Implementing the National Action Plan to End the Tragedy of Missing and Murdered Indigenous Women and Girls

Together with Indigenous partners, the federal government is accelerating the implementation of the Federal Pathway to Address Missing and Murdered Indigenous Women, Girls and 2SLGBTQQIA+ People. Building on the $2.2 billion provided in Budget 2021, Budget 2023 proposes investments that acknowledge the leadership of families and survivors in this process, and the need to increase accountability and ensure that progress is made.

Supporting First Nations Children

The federal government is committed to ensuring that First Nations children have the supports they need to flourish, and that communities are supported in their efforts to keep families together. 

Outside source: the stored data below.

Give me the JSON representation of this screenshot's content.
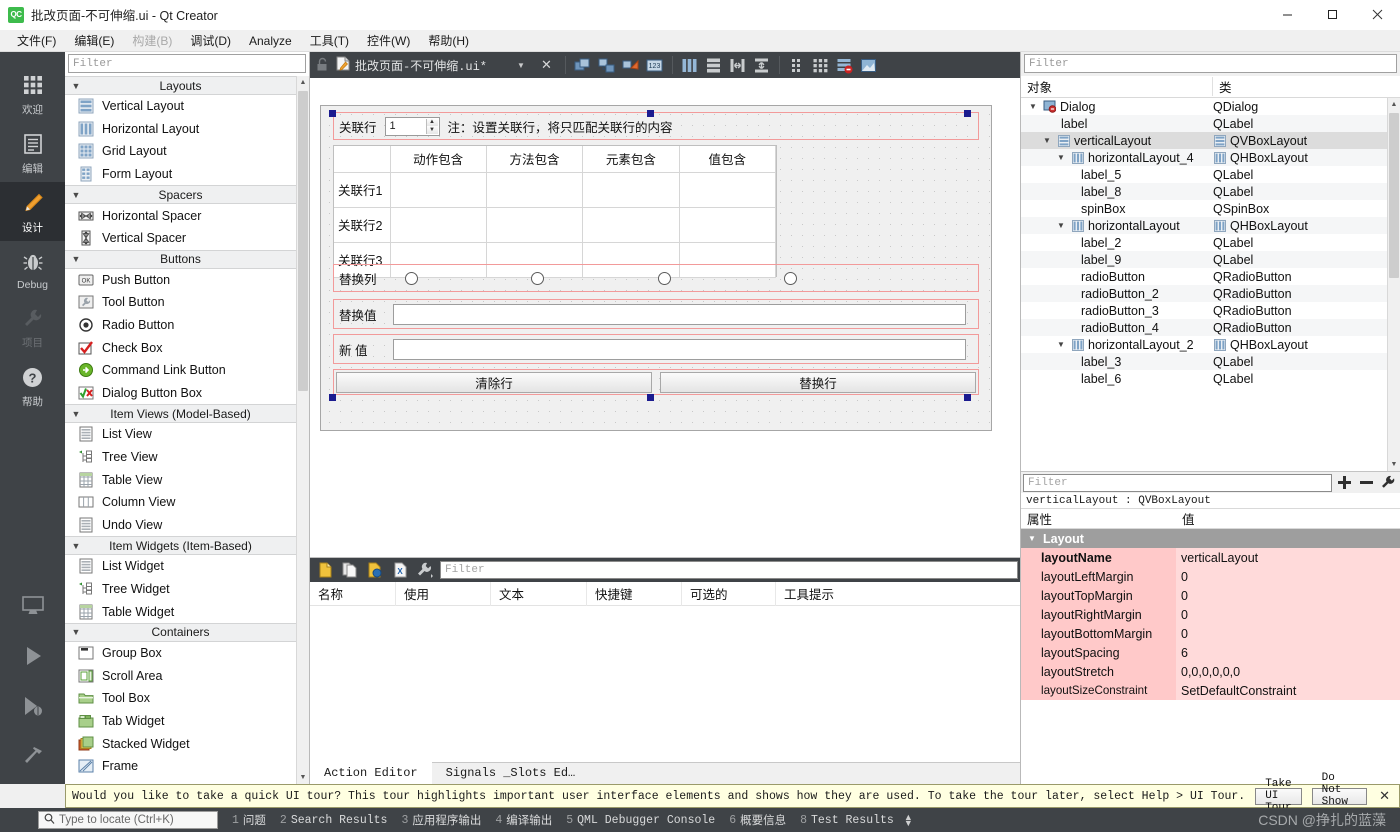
{
  "window": {
    "title": "批改页面-不可伸缩.ui - Qt Creator",
    "app_icon": "qt-creator-icon",
    "minimize": "—",
    "maximize": "▢",
    "close": "✕"
  },
  "menubar": {
    "items": [
      {
        "label": "文件(F)",
        "disabled": false
      },
      {
        "label": "编辑(E)",
        "disabled": false
      },
      {
        "label": "构建(B)",
        "disabled": true
      },
      {
        "label": "调试(D)",
        "disabled": false
      },
      {
        "label": "Analyze",
        "disabled": false
      },
      {
        "label": "工具(T)",
        "disabled": false
      },
      {
        "label": "控件(W)",
        "disabled": false
      },
      {
        "label": "帮助(H)",
        "disabled": false
      }
    ]
  },
  "modebar": {
    "items": [
      {
        "label": "欢迎",
        "icon": "grid-icon",
        "state": "normal"
      },
      {
        "label": "编辑",
        "icon": "document-icon",
        "state": "normal"
      },
      {
        "label": "设计",
        "icon": "pencil-icon",
        "state": "active"
      },
      {
        "label": "Debug",
        "icon": "bug-icon",
        "state": "normal"
      },
      {
        "label": "项目",
        "icon": "wrench-icon",
        "state": "disabled"
      },
      {
        "label": "帮助",
        "icon": "question-icon",
        "state": "normal"
      }
    ],
    "bottom": [
      {
        "icon": "kit-monitor-icon",
        "label": "kit-selector"
      },
      {
        "icon": "run-play-icon",
        "label": "run"
      },
      {
        "icon": "debug-play-icon",
        "label": "start-debugging"
      },
      {
        "icon": "hammer-icon",
        "label": "build"
      }
    ]
  },
  "widget_box": {
    "filter_placeholder": "Filter",
    "filter_value": "",
    "categories": [
      {
        "name": "Layouts",
        "expanded": true,
        "items": [
          {
            "label": "Vertical Layout",
            "icon": "vertical-layout-icon"
          },
          {
            "label": "Horizontal Layout",
            "icon": "horizontal-layout-icon"
          },
          {
            "label": "Grid Layout",
            "icon": "grid-layout-icon"
          },
          {
            "label": "Form Layout",
            "icon": "form-layout-icon"
          }
        ]
      },
      {
        "name": "Spacers",
        "expanded": true,
        "items": [
          {
            "label": "Horizontal Spacer",
            "icon": "horizontal-spacer-icon"
          },
          {
            "label": "Vertical Spacer",
            "icon": "vertical-spacer-icon"
          }
        ]
      },
      {
        "name": "Buttons",
        "expanded": true,
        "items": [
          {
            "label": "Push Button",
            "icon": "push-button-icon"
          },
          {
            "label": "Tool Button",
            "icon": "tool-button-icon"
          },
          {
            "label": "Radio Button",
            "icon": "radio-button-icon"
          },
          {
            "label": "Check Box",
            "icon": "check-box-icon"
          },
          {
            "label": "Command Link Button",
            "icon": "command-link-icon"
          },
          {
            "label": "Dialog Button Box",
            "icon": "dialog-button-box-icon"
          }
        ]
      },
      {
        "name": "Item Views (Model-Based)",
        "expanded": true,
        "items": [
          {
            "label": "List View",
            "icon": "list-view-icon"
          },
          {
            "label": "Tree View",
            "icon": "tree-view-icon"
          },
          {
            "label": "Table View",
            "icon": "table-view-icon"
          },
          {
            "label": "Column View",
            "icon": "column-view-icon"
          },
          {
            "label": "Undo View",
            "icon": "undo-view-icon"
          }
        ]
      },
      {
        "name": "Item Widgets (Item-Based)",
        "expanded": true,
        "items": [
          {
            "label": "List Widget",
            "icon": "list-widget-icon"
          },
          {
            "label": "Tree Widget",
            "icon": "tree-widget-icon"
          },
          {
            "label": "Table Widget",
            "icon": "table-widget-icon"
          }
        ]
      },
      {
        "name": "Containers",
        "expanded": true,
        "items": [
          {
            "label": "Group Box",
            "icon": "group-box-icon"
          },
          {
            "label": "Scroll Area",
            "icon": "scroll-area-icon"
          },
          {
            "label": "Tool Box",
            "icon": "tool-box-icon"
          },
          {
            "label": "Tab Widget",
            "icon": "tab-widget-icon"
          },
          {
            "label": "Stacked Widget",
            "icon": "stacked-widget-icon"
          },
          {
            "label": "Frame",
            "icon": "frame-icon"
          }
        ]
      }
    ]
  },
  "doc_toolbar": {
    "lock_icon": "unlocked-icon",
    "file_icon": "ui-file-icon",
    "filename": "批改页面-不可伸缩.ui*",
    "dropdown_icon": "chevron-down-icon",
    "close_icon": "close-icon",
    "tools": [
      {
        "icon": "edit-widgets-icon",
        "name": "edit-widgets"
      },
      {
        "icon": "edit-signals-slots-icon",
        "name": "edit-signals-slots"
      },
      {
        "icon": "edit-buddies-icon",
        "name": "edit-buddies"
      },
      {
        "icon": "edit-tab-order-icon",
        "name": "edit-tab-order"
      },
      {
        "icon": "layout-horizontally-icon",
        "name": "lay-out-horizontally"
      },
      {
        "icon": "layout-vertically-icon",
        "name": "lay-out-vertically"
      },
      {
        "icon": "layout-splitter-h-icon",
        "name": "lay-out-in-splitter-horizontally"
      },
      {
        "icon": "layout-splitter-v-icon",
        "name": "lay-out-in-splitter-vertically"
      },
      {
        "icon": "layout-form-icon",
        "name": "lay-out-in-form-layout"
      },
      {
        "icon": "layout-grid-icon",
        "name": "lay-out-in-grid"
      },
      {
        "icon": "break-layout-icon",
        "name": "break-layout"
      },
      {
        "icon": "adjust-size-icon",
        "name": "adjust-size"
      }
    ]
  },
  "form": {
    "assoc_row_label": "关联行",
    "spin_value": "1",
    "note_label": "注：设置关联行，将只匹配关联行的内容",
    "table": {
      "corner": "",
      "columns": [
        "动作包含",
        "方法包含",
        "元素包含",
        "值包含"
      ],
      "rows": [
        {
          "header": "关联行1",
          "cells": [
            "",
            "",
            "",
            ""
          ]
        },
        {
          "header": "关联行2",
          "cells": [
            "",
            "",
            "",
            ""
          ]
        },
        {
          "header": "关联行3",
          "cells": [
            "",
            "",
            "",
            ""
          ]
        }
      ]
    },
    "replace_col_label": "替换列",
    "radios": [
      {
        "name": "radioButton",
        "checked": false
      },
      {
        "name": "radioButton_2",
        "checked": false
      },
      {
        "name": "radioButton_3",
        "checked": false
      },
      {
        "name": "radioButton_4",
        "checked": false
      }
    ],
    "replace_value_label": "替换值",
    "replace_value": "",
    "new_value_label": "新  值",
    "new_value": "",
    "clear_button": "清除行",
    "replace_button": "替换行"
  },
  "action_editor": {
    "toolbar": [
      {
        "icon": "new-action-icon",
        "name": "new-action"
      },
      {
        "icon": "copy-action-icon",
        "name": "copy"
      },
      {
        "icon": "edit-action-icon",
        "name": "edit-action"
      },
      {
        "icon": "delete-action-icon",
        "name": "delete"
      },
      {
        "icon": "configure-icon",
        "name": "configure"
      }
    ],
    "filter_placeholder": "Filter",
    "filter_value": "",
    "columns": [
      "名称",
      "使用",
      "文本",
      "快捷键",
      "可选的",
      "工具提示"
    ],
    "rows": [],
    "tabs": [
      {
        "label": "Action Editor",
        "active": true
      },
      {
        "label": "Signals _Slots Ed…",
        "active": false
      }
    ]
  },
  "object_inspector": {
    "filter_placeholder": "Filter",
    "filter_value": "",
    "columns": [
      "对象",
      "类"
    ],
    "rows": [
      {
        "indent": 0,
        "twisty": "v",
        "icon": "dialog-icon",
        "name": "Dialog",
        "class_icon": "",
        "class": "QDialog",
        "selected": false
      },
      {
        "indent": 2,
        "twisty": "",
        "icon": "",
        "name": "label",
        "class_icon": "",
        "class": "QLabel",
        "selected": false
      },
      {
        "indent": 1,
        "twisty": "v",
        "icon": "vbox-icon",
        "name": "verticalLayout",
        "class_icon": "vbox-icon",
        "class": "QVBoxLayout",
        "selected": true
      },
      {
        "indent": 2,
        "twisty": "v",
        "icon": "hbox-icon",
        "name": "horizontalLayout_4",
        "class_icon": "hbox-icon",
        "class": "QHBoxLayout",
        "selected": false
      },
      {
        "indent": 3,
        "twisty": "",
        "icon": "",
        "name": "label_5",
        "class_icon": "",
        "class": "QLabel",
        "selected": false
      },
      {
        "indent": 3,
        "twisty": "",
        "icon": "",
        "name": "label_8",
        "class_icon": "",
        "class": "QLabel",
        "selected": false
      },
      {
        "indent": 3,
        "twisty": "",
        "icon": "",
        "name": "spinBox",
        "class_icon": "",
        "class": "QSpinBox",
        "selected": false
      },
      {
        "indent": 2,
        "twisty": "v",
        "icon": "hbox-icon",
        "name": "horizontalLayout",
        "class_icon": "hbox-icon",
        "class": "QHBoxLayout",
        "selected": false
      },
      {
        "indent": 3,
        "twisty": "",
        "icon": "",
        "name": "label_2",
        "class_icon": "",
        "class": "QLabel",
        "selected": false
      },
      {
        "indent": 3,
        "twisty": "",
        "icon": "",
        "name": "label_9",
        "class_icon": "",
        "class": "QLabel",
        "selected": false
      },
      {
        "indent": 3,
        "twisty": "",
        "icon": "",
        "name": "radioButton",
        "class_icon": "",
        "class": "QRadioButton",
        "selected": false
      },
      {
        "indent": 3,
        "twisty": "",
        "icon": "",
        "name": "radioButton_2",
        "class_icon": "",
        "class": "QRadioButton",
        "selected": false
      },
      {
        "indent": 3,
        "twisty": "",
        "icon": "",
        "name": "radioButton_3",
        "class_icon": "",
        "class": "QRadioButton",
        "selected": false
      },
      {
        "indent": 3,
        "twisty": "",
        "icon": "",
        "name": "radioButton_4",
        "class_icon": "",
        "class": "QRadioButton",
        "selected": false
      },
      {
        "indent": 2,
        "twisty": "v",
        "icon": "hbox-icon",
        "name": "horizontalLayout_2",
        "class_icon": "hbox-icon",
        "class": "QHBoxLayout",
        "selected": false
      },
      {
        "indent": 3,
        "twisty": "",
        "icon": "",
        "name": "label_3",
        "class_icon": "",
        "class": "QLabel",
        "selected": false
      },
      {
        "indent": 3,
        "twisty": "",
        "icon": "",
        "name": "label_6",
        "class_icon": "",
        "class": "QLabel",
        "selected": false
      }
    ]
  },
  "property_editor": {
    "filter_placeholder": "Filter",
    "filter_value": "",
    "buttons": [
      {
        "icon": "plus-icon",
        "name": "add-dynamic-property"
      },
      {
        "icon": "minus-icon",
        "name": "remove-dynamic-property"
      },
      {
        "icon": "configure-icon",
        "name": "configure"
      }
    ],
    "object_line": "verticalLayout : QVBoxLayout",
    "columns": [
      "属性",
      "值"
    ],
    "group": "Layout",
    "rows": [
      {
        "key": "layoutName",
        "value": "verticalLayout",
        "bold": true
      },
      {
        "key": "layoutLeftMargin",
        "value": "0",
        "bold": false
      },
      {
        "key": "layoutTopMargin",
        "value": "0",
        "bold": false
      },
      {
        "key": "layoutRightMargin",
        "value": "0",
        "bold": false
      },
      {
        "key": "layoutBottomMargin",
        "value": "0",
        "bold": false
      },
      {
        "key": "layoutSpacing",
        "value": "6",
        "bold": false
      },
      {
        "key": "layoutStretch",
        "value": "0,0,0,0,0,0",
        "bold": false
      },
      {
        "key": "layoutSizeConstraint",
        "value": "SetDefaultConstraint",
        "bold": false
      }
    ]
  },
  "tourbar": {
    "message": "Would you like to take a quick UI tour? This tour highlights important user interface elements and shows how they are used. To take the tour later, select Help > UI Tour.",
    "take_tour": "Take UI Tour",
    "dont_show": "Do Not Show Again",
    "close_icon": "✕"
  },
  "statusbar": {
    "locate_placeholder": "Type to locate (Ctrl+K)",
    "locate_value": "",
    "search_icon": "search-icon",
    "panes": [
      {
        "num": "1",
        "label": "问题"
      },
      {
        "num": "2",
        "label": "Search Results"
      },
      {
        "num": "3",
        "label": "应用程序输出"
      },
      {
        "num": "4",
        "label": "编译输出"
      },
      {
        "num": "5",
        "label": "QML Debugger Console"
      },
      {
        "num": "6",
        "label": "概要信息"
      },
      {
        "num": "8",
        "label": "Test Results"
      }
    ],
    "watermark": "CSDN @挣扎的蓝藻"
  },
  "colors": {
    "dark_chrome": "#3f4347",
    "accent_selection": "#f29a9a",
    "property_key_bg": "#ffc9c9",
    "property_value_bg": "#ffdada",
    "active_mode": "#2c2f33",
    "tour_bg": "#ffffe1"
  }
}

  • Budget 2023 proposes to provide $171 million to Indigenous Services Canada to ensure First Nations children continue to receive the support they need through Jordan’s Principle.
  • With funding announced in the 2022 Fall Economic Statement, Budget 2023 also provides $444.2 million to support Peguis First Nation in Manitoba and Louis Bull Tribe First Nation in Alberta to exercise jurisdiction over their child welfare systems and make decisions about what is best for their children and families.

Gottfriedson Band Class Settlement Agreement

The residential school system attempted to assimilate Indigenous children, forcing them to abandon their languages, cultures, spiritualities, traditions, and identities. The painful legacy of the residential school system lives on today.

  • Budget 2023 provides $2.8 billion as part of the Gottfriedson Band Class settlement, to establish a trust to support healing, wellness, education, heritage, language, and commemoration activities.